Auckland Airport, immigration counter.
I handed my passport and departure card to the lady.
She looked around and read everything and started doing the 'ask questions to show I'm doing my job' thingy.
' So, do you live in Melbourne, or you're going back to Hong Kong?' She looked straight into my eyes.
Hong Kong? HONG KONG? Which part of my passport or my departure card said I'm from HONKEY TONG?
The job of immigration officers are to check if there's any incoherency in the details. Hence the 'asking questions' shit, in case you can't even answer simple questions.
And obviously she didn't even read both documents properly. What, do I look like I'm from Hong Kong but pretending to be a Malaysian? Yea, that'll make sense. Ptuui!
That's not all, she said: you're a student huh? I'm like, what, you have a problem with that? 'Where's your student visa?' she asked.
'I can't find it in your passport.' And she started flipping through my 'only used up 2 pages' passport.
Where. Is. My. Student. Visa? The whole fuckin' world is using electronic visa today you brown cow!
(Ok, maybe only Australia, but I was on a roll there. Besides, they live just across the street, they should know anyway.)
And she still gave me that skeptical look when I explained that to her in approved English, that 'don't know real or not' face.
I'm not being racist, but just extremely harsh to dumb people.
But THIS is the racist part:
Everytime I arrive Melbourne from Malaysia, they've always got those pain in the ass dogs walking around sniffing shit all, right?
Because, oooh, we might be hiding drugs underneath our shoe soles or in between our lugguage or teddy bears.

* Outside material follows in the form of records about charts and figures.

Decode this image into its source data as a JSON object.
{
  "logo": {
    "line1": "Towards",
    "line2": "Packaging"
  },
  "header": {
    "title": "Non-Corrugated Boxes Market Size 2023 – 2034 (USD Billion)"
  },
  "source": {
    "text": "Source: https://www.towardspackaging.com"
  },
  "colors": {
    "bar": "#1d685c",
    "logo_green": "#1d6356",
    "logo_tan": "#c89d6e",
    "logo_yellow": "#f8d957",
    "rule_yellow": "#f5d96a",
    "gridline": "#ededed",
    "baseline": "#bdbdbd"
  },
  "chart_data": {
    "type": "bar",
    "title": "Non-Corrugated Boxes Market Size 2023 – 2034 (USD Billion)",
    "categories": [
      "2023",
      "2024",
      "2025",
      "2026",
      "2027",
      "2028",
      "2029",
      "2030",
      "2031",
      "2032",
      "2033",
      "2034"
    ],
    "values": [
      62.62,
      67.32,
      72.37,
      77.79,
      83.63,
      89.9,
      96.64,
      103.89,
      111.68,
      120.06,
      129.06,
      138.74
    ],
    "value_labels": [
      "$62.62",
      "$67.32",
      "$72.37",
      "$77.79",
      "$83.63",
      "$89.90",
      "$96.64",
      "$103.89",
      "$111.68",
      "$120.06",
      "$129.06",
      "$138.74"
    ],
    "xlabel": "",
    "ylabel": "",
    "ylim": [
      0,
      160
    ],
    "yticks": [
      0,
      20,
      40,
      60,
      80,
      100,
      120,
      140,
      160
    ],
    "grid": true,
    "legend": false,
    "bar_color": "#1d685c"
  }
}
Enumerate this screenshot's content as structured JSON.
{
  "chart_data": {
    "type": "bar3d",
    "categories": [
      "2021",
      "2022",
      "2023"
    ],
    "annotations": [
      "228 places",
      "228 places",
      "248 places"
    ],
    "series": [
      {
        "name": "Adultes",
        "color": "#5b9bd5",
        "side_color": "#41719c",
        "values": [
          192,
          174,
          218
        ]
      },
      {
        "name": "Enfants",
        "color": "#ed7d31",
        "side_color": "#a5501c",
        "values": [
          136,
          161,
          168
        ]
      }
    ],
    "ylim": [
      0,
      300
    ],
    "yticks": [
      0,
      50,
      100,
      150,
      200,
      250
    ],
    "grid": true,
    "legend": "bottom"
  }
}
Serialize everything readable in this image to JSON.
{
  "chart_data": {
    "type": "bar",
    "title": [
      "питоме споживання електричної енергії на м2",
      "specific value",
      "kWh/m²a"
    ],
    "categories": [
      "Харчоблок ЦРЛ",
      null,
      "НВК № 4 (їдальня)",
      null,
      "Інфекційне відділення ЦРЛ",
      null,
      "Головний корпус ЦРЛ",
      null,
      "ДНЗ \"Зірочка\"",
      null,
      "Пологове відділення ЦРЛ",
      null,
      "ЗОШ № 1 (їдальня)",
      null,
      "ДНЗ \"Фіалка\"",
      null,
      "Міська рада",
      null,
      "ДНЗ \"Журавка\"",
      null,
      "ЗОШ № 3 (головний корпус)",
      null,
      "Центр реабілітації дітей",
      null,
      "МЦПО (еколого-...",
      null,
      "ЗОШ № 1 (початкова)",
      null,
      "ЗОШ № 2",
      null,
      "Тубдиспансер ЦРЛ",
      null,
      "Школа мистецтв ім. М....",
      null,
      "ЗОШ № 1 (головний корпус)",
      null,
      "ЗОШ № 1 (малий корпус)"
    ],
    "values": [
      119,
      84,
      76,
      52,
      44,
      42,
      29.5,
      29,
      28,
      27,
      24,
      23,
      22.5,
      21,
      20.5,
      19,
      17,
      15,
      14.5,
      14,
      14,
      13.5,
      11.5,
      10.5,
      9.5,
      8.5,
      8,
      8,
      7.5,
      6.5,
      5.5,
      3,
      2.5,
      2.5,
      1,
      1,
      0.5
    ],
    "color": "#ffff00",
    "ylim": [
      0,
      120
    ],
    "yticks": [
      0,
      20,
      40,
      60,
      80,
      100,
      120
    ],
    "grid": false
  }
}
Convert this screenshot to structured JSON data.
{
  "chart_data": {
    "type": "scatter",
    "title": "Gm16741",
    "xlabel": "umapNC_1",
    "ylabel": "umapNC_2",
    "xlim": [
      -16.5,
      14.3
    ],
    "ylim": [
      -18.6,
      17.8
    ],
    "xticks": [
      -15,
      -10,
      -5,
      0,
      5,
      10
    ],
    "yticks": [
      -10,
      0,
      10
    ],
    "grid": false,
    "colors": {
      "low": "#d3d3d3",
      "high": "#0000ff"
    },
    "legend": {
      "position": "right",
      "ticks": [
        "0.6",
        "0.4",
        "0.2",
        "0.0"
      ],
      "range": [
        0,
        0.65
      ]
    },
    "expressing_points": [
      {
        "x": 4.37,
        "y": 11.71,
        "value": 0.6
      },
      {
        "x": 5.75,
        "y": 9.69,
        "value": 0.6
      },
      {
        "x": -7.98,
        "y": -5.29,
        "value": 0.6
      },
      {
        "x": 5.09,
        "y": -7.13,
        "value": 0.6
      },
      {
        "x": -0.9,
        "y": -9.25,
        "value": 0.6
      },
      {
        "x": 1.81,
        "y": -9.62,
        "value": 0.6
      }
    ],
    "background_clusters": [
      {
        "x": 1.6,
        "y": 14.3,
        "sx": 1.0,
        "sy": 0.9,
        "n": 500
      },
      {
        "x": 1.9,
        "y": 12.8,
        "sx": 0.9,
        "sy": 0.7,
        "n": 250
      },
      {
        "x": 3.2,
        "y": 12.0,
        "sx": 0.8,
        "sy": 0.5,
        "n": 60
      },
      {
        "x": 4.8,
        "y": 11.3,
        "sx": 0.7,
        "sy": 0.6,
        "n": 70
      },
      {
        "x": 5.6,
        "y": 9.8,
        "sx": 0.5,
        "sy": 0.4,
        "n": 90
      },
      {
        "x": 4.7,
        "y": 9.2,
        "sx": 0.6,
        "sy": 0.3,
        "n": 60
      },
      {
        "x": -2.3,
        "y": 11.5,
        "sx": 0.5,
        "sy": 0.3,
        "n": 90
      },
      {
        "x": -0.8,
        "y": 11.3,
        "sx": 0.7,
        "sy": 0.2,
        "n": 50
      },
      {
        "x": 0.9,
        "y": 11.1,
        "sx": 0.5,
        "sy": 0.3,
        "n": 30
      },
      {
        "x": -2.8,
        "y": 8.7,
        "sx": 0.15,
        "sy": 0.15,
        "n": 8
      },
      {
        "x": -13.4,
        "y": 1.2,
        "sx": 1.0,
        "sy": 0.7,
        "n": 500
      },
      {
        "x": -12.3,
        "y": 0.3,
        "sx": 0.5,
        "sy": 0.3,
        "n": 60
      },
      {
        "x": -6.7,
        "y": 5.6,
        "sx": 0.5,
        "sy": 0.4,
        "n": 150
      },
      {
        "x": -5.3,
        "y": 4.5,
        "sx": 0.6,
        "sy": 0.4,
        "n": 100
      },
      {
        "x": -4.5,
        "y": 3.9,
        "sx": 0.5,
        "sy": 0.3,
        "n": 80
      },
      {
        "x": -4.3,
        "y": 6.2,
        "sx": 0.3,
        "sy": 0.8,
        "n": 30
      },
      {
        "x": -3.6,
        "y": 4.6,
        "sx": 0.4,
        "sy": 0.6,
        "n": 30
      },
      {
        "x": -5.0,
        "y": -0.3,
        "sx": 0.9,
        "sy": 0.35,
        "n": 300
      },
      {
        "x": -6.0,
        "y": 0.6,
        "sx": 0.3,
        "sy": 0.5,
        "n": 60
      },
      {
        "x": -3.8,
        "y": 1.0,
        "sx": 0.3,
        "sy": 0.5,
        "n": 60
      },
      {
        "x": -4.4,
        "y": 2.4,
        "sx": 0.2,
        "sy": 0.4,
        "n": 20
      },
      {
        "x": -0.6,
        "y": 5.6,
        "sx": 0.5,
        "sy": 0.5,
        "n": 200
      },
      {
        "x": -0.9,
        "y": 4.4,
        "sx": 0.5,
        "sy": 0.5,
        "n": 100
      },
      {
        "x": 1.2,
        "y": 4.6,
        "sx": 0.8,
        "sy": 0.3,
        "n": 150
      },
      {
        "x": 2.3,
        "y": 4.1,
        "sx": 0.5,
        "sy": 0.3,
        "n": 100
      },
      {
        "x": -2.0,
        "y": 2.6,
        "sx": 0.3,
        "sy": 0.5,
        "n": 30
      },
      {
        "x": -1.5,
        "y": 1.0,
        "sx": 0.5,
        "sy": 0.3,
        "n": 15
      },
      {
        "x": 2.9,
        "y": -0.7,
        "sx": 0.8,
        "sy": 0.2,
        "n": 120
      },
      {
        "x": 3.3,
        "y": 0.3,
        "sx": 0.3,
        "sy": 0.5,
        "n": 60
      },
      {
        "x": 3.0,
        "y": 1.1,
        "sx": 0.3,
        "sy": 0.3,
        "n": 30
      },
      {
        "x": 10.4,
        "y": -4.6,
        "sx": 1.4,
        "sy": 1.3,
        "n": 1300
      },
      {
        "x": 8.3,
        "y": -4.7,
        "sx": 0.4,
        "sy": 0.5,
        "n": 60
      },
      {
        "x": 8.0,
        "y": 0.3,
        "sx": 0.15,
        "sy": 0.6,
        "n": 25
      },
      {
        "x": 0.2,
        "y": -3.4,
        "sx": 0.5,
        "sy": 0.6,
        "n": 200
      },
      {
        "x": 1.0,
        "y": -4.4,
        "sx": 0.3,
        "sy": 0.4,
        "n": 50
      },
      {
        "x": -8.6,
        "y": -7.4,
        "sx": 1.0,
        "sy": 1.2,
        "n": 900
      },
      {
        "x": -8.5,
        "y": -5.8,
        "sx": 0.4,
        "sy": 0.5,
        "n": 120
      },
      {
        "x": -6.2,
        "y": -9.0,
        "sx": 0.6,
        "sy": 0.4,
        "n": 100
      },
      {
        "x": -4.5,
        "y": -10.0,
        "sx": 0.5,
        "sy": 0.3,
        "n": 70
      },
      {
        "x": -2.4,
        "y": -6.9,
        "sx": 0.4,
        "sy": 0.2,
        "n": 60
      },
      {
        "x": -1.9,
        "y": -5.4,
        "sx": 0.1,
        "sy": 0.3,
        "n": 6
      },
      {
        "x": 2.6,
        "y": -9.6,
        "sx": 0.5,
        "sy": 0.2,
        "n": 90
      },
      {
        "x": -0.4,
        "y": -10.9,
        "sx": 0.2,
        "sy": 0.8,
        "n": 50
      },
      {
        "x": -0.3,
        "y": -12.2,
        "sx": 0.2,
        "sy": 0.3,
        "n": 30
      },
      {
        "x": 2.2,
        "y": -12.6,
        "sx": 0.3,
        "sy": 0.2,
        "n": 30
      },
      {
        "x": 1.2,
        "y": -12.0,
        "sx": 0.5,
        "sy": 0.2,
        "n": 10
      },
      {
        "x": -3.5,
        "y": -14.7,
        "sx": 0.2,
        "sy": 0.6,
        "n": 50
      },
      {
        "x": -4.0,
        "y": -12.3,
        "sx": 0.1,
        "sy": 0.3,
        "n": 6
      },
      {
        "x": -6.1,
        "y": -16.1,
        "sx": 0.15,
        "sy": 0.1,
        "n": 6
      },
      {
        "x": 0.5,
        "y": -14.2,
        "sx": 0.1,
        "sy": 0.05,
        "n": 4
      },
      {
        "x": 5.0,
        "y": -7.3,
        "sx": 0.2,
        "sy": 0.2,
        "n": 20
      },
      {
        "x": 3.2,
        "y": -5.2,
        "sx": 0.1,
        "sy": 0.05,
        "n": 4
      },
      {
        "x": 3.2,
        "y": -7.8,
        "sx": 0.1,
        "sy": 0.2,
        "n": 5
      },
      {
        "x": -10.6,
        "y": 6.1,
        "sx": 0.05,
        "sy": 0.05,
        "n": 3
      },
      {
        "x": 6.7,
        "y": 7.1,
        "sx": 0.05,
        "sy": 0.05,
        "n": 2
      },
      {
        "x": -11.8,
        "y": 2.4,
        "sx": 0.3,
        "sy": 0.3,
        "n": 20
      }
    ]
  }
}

There were no dogs when I arrived from New Zealand.
The whole place was empty! It took 10 minutes for my bag to roll out, and another 5 minutes later I was talking to Shameer the cab driver about his IT degree in India!
Where's the 'I'm sorry you've been randomly chosen to be probed in the anus'? Where's the 'I'm sorry I don't believe you've got nothing to declare so just go to lane 5 anyway'?
So people from New Zealand won't smuggle drugs. But a country with a name you can't pronounce? Unleash the dogs!